Intensive red blood cell transfusions and risk of alloimmunization
Exposure to allogenic red blood cells (RBCs) may lead to formation of antibodies against nonself-antigens in transfused patients. While alloimmunization rates are known to increase with the number of transfusions, the transfusion course in patients can vary from receiving multiple units during a single transfusion event or getting them dispersed over a long(er) period. In this study we compared the immunization risk between different transfusion intensities.
Study Design and Methods
An incident new-user cohort study was conducted among consecutive transfused patients at two university medical centers. All patients who received their first RBC transfusion within the study period from January 2005 to December 2011 were eligible. Intensive transfusions were defined as at least 5, at least 10, and at least 20 RBC units within 48 hours. Alloimmunization hazard ratios (HRs), comparing patients receiving intensive transfusions to patients never receiving intensive transfusions, were estimated.

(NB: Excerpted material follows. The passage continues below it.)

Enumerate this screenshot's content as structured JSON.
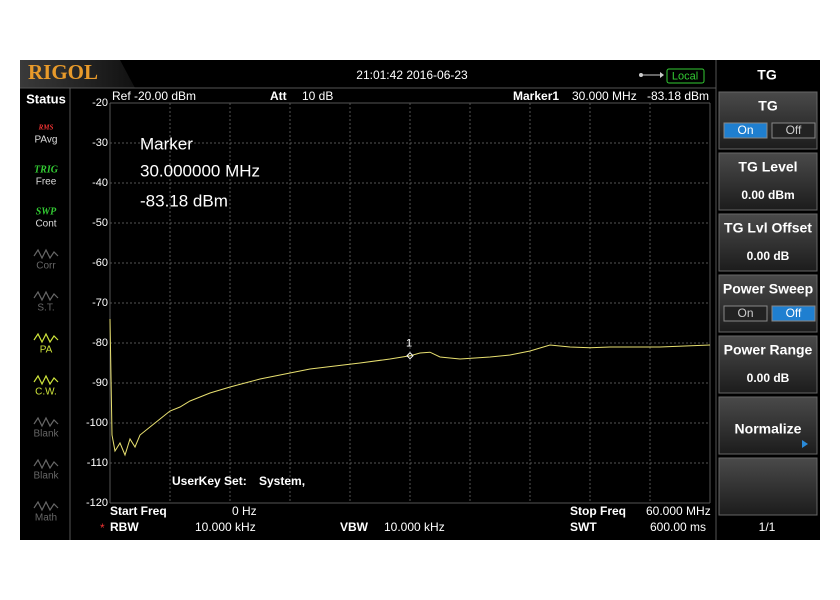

The study cohort was composed of 5812 patients who had received a median of 7 (interquartile range, 4-12) units. RBC alloantibodies were formed by 156 patients. The adjusted Cox regression HRs for alloimmunization, with number of units as the time covariate and adjusted for patient age, sex, and follow-up time after first transfusion, ranged from 0.8 to 1.2 (95% confidence interval, 0.4-2.6).
The occurrence of RBC alloimmunization in patients receiving intensive transfusions did not differ significantly from patients receiving nonintensive transfusions.